Preconceito Linguístico

Enviada em 07/05/2019

A Declaração Universal dos Direitos Humanos, de 1948, defende a manutenção do respeito entre os povos de uma mesma nação. No entanto, no cenário brasileiro atual, observa-se justamente o contrário, quanto à questão do preconceito linguístico. Nesse contexto, percebe-se a configuração de um grave problema de contornos específicos, em virtude da falta de empatia e da impunidade.

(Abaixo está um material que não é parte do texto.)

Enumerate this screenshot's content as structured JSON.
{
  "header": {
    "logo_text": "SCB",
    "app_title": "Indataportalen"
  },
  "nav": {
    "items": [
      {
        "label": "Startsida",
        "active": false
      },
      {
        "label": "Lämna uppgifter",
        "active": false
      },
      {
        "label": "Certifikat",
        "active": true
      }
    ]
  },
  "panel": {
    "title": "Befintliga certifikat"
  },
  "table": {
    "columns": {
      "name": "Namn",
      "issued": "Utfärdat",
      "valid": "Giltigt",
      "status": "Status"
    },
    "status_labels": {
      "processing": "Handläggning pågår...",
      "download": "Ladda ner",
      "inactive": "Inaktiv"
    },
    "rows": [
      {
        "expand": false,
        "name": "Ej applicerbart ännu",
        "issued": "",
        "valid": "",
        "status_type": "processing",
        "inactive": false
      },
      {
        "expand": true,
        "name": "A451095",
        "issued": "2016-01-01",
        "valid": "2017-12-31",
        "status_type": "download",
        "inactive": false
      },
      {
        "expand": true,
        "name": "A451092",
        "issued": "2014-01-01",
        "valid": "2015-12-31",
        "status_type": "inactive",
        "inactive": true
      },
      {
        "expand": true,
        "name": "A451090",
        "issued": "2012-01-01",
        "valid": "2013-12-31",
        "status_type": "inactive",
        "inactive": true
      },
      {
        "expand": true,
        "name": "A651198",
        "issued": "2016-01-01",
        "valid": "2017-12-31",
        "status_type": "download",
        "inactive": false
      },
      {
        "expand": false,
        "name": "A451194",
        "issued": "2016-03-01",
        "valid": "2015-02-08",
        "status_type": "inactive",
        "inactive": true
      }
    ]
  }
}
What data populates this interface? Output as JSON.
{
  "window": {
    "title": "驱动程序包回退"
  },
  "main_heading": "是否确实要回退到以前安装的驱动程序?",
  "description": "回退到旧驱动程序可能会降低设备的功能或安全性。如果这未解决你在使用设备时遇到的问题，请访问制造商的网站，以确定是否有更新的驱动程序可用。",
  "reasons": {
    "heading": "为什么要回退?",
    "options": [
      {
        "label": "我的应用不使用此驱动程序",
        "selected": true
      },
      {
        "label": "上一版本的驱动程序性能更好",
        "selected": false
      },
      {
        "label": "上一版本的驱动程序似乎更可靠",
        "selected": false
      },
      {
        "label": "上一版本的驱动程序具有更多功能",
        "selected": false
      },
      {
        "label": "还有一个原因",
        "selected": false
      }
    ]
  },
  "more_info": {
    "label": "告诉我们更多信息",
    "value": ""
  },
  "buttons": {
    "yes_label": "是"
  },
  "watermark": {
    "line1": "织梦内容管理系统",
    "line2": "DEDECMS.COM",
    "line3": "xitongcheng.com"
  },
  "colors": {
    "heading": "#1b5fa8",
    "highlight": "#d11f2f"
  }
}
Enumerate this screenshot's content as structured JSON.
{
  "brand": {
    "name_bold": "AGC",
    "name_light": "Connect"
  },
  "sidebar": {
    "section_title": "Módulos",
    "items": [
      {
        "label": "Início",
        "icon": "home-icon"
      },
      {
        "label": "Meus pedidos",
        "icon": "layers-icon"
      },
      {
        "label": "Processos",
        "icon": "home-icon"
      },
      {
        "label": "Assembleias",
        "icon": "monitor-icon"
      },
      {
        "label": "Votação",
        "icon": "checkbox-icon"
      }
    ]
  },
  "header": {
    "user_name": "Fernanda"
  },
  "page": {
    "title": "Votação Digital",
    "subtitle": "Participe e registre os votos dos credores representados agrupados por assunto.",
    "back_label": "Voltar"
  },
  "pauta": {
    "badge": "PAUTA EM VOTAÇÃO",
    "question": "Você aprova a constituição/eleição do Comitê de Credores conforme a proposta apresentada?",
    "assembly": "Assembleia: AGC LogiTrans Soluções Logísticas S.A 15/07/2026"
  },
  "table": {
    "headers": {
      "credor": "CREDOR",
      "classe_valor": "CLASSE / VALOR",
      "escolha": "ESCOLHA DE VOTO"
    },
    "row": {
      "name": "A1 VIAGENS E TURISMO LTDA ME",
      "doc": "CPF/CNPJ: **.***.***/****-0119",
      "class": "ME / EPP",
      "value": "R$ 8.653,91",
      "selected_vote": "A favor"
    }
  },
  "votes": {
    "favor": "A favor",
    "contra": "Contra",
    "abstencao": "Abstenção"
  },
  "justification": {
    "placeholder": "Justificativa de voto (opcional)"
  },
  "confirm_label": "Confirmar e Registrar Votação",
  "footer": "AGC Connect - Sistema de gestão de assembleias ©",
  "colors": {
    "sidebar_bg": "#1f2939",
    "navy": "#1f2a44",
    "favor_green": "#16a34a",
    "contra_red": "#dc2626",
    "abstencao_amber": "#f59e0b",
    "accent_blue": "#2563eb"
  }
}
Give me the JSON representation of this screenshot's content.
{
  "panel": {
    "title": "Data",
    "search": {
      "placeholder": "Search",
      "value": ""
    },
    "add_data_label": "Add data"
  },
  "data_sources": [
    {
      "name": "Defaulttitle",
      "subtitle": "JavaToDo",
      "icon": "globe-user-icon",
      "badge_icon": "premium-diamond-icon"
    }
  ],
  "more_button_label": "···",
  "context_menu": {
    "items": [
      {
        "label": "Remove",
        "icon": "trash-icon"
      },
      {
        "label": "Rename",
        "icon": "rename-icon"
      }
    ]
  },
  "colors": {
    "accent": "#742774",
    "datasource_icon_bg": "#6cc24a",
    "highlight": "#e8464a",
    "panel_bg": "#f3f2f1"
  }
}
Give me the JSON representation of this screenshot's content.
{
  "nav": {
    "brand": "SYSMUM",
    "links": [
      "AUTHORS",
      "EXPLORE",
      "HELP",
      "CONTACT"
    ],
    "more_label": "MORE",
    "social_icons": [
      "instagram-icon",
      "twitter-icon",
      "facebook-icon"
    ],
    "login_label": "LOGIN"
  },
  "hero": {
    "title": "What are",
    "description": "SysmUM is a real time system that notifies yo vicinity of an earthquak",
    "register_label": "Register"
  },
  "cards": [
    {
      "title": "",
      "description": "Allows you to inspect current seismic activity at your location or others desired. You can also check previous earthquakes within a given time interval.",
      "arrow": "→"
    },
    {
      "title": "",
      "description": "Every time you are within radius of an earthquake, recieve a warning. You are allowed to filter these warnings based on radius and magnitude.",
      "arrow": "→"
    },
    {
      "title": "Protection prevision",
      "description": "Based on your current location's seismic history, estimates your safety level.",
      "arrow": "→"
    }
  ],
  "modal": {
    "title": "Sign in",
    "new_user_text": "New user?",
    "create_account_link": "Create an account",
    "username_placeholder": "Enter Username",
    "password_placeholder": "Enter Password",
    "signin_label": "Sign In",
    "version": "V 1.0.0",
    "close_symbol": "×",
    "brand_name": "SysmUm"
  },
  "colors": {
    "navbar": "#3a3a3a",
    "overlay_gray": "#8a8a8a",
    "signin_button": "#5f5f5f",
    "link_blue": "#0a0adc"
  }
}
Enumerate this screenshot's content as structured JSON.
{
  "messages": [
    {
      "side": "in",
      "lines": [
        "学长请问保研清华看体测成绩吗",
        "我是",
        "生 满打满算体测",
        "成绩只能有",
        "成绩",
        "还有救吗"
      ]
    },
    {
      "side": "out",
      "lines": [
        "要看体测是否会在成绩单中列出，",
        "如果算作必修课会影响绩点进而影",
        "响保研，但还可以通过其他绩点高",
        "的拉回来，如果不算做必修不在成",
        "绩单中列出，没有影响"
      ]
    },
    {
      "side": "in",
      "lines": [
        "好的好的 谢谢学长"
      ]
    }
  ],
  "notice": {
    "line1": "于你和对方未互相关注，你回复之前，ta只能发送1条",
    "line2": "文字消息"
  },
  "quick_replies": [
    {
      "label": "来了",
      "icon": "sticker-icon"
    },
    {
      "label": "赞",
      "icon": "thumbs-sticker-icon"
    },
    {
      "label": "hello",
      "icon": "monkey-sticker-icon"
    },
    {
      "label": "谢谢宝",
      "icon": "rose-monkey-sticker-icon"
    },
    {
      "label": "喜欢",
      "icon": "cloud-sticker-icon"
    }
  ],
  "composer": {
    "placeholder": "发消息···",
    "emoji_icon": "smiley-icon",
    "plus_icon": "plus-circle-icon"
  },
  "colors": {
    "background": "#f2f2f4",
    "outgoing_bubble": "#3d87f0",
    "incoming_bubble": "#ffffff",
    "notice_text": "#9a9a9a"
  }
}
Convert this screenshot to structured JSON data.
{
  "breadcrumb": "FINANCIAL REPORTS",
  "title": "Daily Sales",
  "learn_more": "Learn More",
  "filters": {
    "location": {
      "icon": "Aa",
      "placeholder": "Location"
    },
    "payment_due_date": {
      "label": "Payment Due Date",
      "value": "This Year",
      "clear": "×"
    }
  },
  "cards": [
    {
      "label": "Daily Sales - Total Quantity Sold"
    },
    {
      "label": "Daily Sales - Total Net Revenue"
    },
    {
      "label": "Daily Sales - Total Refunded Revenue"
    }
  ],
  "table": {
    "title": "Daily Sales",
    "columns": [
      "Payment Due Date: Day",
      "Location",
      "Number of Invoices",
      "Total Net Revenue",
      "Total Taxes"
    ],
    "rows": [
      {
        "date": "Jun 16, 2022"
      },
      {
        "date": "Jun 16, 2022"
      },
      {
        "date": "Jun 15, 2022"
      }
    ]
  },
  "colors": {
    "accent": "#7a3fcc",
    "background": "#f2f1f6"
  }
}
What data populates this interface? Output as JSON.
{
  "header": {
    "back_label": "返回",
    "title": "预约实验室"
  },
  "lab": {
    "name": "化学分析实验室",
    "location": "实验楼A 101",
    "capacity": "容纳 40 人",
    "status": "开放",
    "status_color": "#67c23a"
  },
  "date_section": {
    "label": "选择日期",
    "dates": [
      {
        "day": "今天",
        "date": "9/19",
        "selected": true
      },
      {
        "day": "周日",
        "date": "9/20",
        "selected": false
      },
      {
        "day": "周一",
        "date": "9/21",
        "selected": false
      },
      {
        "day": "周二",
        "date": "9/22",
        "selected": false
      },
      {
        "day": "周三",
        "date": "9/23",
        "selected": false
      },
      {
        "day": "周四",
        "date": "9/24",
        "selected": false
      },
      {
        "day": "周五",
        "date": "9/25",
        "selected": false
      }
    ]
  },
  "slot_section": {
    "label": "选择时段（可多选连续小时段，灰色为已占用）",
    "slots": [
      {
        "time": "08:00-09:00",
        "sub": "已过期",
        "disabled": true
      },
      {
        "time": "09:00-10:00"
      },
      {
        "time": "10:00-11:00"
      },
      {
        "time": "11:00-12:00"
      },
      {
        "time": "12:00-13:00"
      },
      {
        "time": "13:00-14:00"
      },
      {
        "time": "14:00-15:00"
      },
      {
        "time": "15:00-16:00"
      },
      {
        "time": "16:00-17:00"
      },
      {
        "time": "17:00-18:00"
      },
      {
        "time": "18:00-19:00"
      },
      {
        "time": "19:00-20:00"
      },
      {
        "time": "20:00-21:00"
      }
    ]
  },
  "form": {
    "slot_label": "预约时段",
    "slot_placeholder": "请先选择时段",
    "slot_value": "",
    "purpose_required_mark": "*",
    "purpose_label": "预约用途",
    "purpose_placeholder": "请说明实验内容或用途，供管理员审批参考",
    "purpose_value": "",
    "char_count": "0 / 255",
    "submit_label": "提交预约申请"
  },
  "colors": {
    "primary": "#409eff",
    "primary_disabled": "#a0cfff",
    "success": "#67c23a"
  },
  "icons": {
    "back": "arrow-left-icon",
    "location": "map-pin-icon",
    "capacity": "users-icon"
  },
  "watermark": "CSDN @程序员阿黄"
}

Em primeiro plano, o preconceito linguístico encontra terra fértil na falta de empatia. Na obra “Modernidade Líquida”, Zygmunt Bauman defende que a pós-modernidade é fortemente influenciada pelo individualismo. Em virtude disso, há, como consequência a falta de empatia, pois, para se colocar no lugar do outro, é preciso deixar de olhar apenas para si. Essa liquidez que influi sobre a questão do preconceito linguístico funciona como um forte empecilho para sua resolução. Exemplo de tal, é a falta de empatia no caso do profissional da saúde, Guilherme capel, que debochou em suas redes sociais de um paciente  que não sabia falar “corretamente” as palavras raio x e pneumonia.

Ademais, é preciso atentar para a impunidade presente na questão. Nessa perspectiva, a máxima de Martin Luther King de que “a injustiça num lugar qualquer é uma ameaça à justiça em todo lugar” cabe perfeitamente. Desse modo, tem-se como consequência a generalização da injustiça e a prevalência do sentimento de insegurança coletiva no que tange o preconceito linguístico. Isto se da pela falta de punição do poder judiciário já que não há leis que protejam os indivíduos de tais descriminações.

Infere-se, portanto, que ainda há entraves para garantir à solidificação de políticas que visem a construção de um mundo melhor. Para que isso seja possível, o MEC juntamente com o Ministério da cultura deve desenvolver palestras em escolas, através de entrevistas com vítimas do problema. Tais palestras devem ser web conferenciadas nas redes sociais dos ministérios, com o objetivo de trazer mais lucidez sobre o preconceito linguístico de modo a atingir um público maior, bem como o poder legislativo deve criar leis que torne crime o preconceito contra a variação linguística, a fim de diminuir a exclusão e a impunidade sofrida por grande parte da população. A partir dessas ações, espera-se promover uma melhora das condições sociais desse grupo.